Please ask @jvegasbsc for CMOR related issues
@jvegasbsc any thoughts on this?
I tried two options of fixing the custom coordinate, but both fail, see the comments in the code below. Is it possible that the CMOR checker fails in parsing correctly a custom defined CMOR coordinate? I think I am the first one adding a coordinate that does not have a valid standard name.
for cube in cubes:
if cube.var_name == rawvar:
for cubecoord in cube.coords():
if cubecoord.var_name=='iTr':
# cubecoord.standard_name = None # CMOR checker raises: iTr: standard_name should be , not None
cubecoord.standard_name = '' # this script raises: ValueError: '' is not a valid standard_name
I can trace back the error to being raised in l. 104 (permalink does not embed because it's a different repository?), so it must be one of the checks before that fail.

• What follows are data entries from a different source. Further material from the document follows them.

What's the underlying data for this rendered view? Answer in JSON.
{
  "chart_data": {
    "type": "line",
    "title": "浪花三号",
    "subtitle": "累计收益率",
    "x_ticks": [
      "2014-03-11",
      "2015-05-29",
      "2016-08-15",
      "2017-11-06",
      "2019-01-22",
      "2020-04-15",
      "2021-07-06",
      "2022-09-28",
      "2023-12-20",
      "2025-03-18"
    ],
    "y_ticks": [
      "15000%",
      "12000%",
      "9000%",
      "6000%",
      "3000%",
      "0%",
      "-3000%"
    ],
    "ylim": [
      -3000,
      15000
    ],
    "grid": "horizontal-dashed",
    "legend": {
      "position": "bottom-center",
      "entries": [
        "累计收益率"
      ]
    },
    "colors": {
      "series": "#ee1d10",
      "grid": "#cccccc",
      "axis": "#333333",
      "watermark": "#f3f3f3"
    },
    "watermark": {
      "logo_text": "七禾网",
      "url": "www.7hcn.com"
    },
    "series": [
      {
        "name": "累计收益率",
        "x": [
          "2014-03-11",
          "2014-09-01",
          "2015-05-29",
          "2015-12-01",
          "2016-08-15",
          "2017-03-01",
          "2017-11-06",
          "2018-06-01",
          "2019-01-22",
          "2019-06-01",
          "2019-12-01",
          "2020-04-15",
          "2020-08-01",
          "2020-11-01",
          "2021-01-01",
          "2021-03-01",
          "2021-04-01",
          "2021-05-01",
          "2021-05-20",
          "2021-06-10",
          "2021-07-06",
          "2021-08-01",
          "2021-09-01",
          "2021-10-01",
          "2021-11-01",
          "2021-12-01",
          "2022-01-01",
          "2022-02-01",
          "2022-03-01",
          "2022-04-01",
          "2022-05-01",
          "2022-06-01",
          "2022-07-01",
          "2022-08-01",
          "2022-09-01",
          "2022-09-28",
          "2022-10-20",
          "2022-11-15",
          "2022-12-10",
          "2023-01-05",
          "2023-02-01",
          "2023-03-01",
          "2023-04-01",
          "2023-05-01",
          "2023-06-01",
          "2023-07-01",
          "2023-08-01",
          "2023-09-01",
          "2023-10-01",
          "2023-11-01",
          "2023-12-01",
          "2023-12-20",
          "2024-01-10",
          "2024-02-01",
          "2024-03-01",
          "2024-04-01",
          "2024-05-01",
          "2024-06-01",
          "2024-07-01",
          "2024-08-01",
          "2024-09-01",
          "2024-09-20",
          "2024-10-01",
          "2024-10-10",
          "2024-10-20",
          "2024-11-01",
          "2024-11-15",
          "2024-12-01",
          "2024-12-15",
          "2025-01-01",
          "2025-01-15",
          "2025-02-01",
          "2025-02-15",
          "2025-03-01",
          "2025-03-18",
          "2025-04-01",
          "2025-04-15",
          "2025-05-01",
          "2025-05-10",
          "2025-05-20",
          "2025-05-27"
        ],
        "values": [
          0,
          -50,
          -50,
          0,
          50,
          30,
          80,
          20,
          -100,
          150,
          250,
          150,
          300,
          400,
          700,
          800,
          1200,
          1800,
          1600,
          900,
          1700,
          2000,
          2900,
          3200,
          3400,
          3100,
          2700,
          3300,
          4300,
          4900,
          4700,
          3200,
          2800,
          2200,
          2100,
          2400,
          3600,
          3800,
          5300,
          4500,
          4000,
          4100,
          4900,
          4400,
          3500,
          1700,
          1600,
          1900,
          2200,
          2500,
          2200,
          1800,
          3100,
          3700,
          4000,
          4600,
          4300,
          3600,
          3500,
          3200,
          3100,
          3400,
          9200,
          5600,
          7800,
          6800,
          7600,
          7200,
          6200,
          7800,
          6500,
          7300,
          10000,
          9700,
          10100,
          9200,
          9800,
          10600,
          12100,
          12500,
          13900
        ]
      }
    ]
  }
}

Update: I decided to extract a certain vegetation cover transition code, after which this is not a dimension coordinate any more. This is a fine workaround for my case. But it might still be good to check if the CMOR checker allows for custom 'non-valid standard name' coordinate names.
Update: Time has been solved as well. CMORization done. Thanks for the support, especially to @tomaslovato. I will submit a PR early next week.
I am building on cmorize_obs_Landschuetzer2016.py to cmorize another obs dataset. This is my yml file:
Content of Duveiller2018.yml
I follow very closely the script by @tomaslovato . Also the variable 'alb' is defined in the custom tables. However, I run into the following error:
I tried to further trace down the problem, but at some stage I got lost. See my own attempt of a traceback below, if it helps.
Is it correct that I take CMIP5 as a project ID? Or should it indicate 'custom' since this is a custom variable? Any ideas on what goes wrong here?